Ärzteschaft

Bundesärztekammer: EU-Kommission beschneidet gesundheits­politische Kompetenzen der Mitgliedsstaaten

  • Freitag, 13. Januar 2017

Berlin – Der Präsident der Bundesärztekammer (BÄK) hat das am 10. Januar veröffent­lichte sogenannte Dienstleistungspaket der Europäischen Kommission kritisiert. Es sei nicht nachvollziehbar, dass die Europäische Kommission patientenschützende Regeln der Mitgliedsstaaten aufgrund von ökonomischen Erwägungen einer erneuten Verhältnismäßigkeitsprüfung unterziehen will, sagte Frank Ulrich Montgomery. Ein solches Vorgehen könne wichtige Maßnahmen zum Schutz der Patienten erheblich verzögern. „Wenn die Europäische Kommission dies in Kauf nimmt, ordnet sie die Patientensicherheit den Marktinteressen unter“, erklärte der BÄK-Präsident.

Das Dienstleistungspaket der Europäischen Kommission sieht unter anderem vor, Berufsregeln hinsichtlich ihrer „Verhältnismäßigkeit“ zu prüfen. Dies soll auch für Regelungen gelten, die dem Patientenschutz dienen. „Mit ihrem Vorschlag suggeriert die Europäische Kommission, dass bestehende Berufsregeln grenzüberschreitende Tätigkeit verhindern“, so Montgomery. Dabei sei das Gegenteil der Fall. Das beweise die hohe Zahl von Ärzten, die bereits heute in einem anderen EU-Mitgliedstaat arbeiten.

Der BÄK-Präsident hat deshalb den europäischen Gesetzgeber aufgefordert, dieser über­flüs­si­gen Gesetzgebung eine Absage zu erteilen. Sie erschwere es den Mitglieds­staaten, die Berufsausübung in verhältnismäßigem Rahmen zu regeln und missachte deren gerade beim Gesundheitsschutz EU-vertraglich garantierten Einschätzungs­spielraum.
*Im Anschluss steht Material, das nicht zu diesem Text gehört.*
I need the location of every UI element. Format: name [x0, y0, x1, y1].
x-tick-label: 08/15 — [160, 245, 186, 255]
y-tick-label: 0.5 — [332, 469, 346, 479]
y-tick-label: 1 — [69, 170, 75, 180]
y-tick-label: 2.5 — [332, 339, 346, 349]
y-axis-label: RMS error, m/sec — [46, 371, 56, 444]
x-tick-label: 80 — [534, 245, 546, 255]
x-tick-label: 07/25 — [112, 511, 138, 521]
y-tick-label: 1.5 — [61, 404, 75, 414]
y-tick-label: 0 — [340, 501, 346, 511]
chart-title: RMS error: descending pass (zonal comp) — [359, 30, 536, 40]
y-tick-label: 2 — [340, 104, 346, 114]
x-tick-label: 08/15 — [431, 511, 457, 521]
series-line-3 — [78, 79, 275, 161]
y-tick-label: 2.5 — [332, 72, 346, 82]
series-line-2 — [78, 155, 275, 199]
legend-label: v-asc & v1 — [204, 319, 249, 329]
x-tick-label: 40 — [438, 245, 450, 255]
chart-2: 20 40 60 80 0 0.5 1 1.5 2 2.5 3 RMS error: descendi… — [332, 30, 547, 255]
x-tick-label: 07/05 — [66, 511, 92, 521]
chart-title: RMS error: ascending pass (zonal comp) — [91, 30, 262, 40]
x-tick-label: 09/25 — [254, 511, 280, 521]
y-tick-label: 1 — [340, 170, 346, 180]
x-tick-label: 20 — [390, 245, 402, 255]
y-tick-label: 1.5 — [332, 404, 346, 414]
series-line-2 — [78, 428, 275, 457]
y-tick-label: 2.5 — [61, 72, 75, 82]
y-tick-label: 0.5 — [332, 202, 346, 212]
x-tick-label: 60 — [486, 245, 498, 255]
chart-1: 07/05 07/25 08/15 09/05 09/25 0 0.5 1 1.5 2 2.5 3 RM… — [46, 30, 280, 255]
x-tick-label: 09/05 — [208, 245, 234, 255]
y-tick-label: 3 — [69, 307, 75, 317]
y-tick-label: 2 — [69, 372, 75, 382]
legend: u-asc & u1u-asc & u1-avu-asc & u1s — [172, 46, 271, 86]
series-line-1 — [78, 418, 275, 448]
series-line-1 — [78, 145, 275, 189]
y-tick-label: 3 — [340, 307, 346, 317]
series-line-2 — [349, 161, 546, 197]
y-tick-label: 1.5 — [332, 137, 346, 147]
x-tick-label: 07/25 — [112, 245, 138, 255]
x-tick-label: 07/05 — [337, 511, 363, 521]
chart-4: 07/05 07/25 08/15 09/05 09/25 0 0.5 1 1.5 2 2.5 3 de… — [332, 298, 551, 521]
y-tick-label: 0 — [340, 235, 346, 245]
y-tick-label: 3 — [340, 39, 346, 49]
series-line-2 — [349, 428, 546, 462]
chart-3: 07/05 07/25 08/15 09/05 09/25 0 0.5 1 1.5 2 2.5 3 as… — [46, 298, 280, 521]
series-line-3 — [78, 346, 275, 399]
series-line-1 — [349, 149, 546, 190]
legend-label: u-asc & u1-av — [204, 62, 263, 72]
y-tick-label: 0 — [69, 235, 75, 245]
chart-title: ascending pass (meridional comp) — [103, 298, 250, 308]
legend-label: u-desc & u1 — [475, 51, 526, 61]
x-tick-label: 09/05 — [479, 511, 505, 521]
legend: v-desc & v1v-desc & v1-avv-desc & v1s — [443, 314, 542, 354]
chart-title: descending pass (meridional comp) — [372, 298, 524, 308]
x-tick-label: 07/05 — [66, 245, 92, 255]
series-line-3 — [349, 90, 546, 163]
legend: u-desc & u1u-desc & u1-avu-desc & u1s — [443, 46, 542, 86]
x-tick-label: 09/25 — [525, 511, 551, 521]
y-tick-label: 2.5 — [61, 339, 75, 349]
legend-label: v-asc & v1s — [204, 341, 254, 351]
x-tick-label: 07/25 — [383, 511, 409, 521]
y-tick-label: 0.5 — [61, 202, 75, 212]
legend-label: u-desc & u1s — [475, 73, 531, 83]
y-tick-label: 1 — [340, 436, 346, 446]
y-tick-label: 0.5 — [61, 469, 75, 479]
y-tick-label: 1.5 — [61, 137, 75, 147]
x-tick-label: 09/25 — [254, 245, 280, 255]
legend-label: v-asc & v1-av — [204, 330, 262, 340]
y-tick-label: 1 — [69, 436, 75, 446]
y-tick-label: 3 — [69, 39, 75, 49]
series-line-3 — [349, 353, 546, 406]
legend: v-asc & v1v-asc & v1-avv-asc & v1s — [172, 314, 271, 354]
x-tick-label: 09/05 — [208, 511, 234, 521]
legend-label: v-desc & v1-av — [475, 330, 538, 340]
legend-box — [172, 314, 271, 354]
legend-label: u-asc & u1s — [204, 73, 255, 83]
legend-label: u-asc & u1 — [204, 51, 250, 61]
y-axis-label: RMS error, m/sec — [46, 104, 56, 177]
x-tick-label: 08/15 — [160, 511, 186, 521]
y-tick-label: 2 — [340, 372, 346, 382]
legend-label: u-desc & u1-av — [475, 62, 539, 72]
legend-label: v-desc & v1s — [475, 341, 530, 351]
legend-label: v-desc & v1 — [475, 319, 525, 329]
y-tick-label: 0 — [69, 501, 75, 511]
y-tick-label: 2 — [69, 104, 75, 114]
Zudem verursache die Verhältnismäßigkeitsprüfung enorme Kosten und Bürokratie. „Leider hat Brüssel den Brexit-Warnschuss nicht gehört. Denn statt sich auf ihre eigentlichen Aufgaben zu konzentrieren, versucht die Kommission abermals, die gesundheitspolitischen Kompetenzen der Mitgliedsstaaten zu beschneiden“, kritisierte Montgomery.

In diesem Zusammenhang hat die BÄK auf einen Beschluss zur Binnenmarktstrategie (BT-DRS 18/8867) vom Juni 2016 verwiesen. Darin verdeutliche auch der Deutsche Bundestag, dass „die mitgliedstaatliche Regelungskompetenz für Berufsregelungen […] nicht infrage gestellt werden“ darf.

Der BÄK zufolge ist in Deutschland die sorgfältige Verhältnismäßigkeitsprüfung durch Bundes- und Landesregierungen sowie Berufskammern geübte Praxis. Hierzu verpflich­ten das Grundgesetz und die Rechtsprechung des Bundesverfassungsgerichts.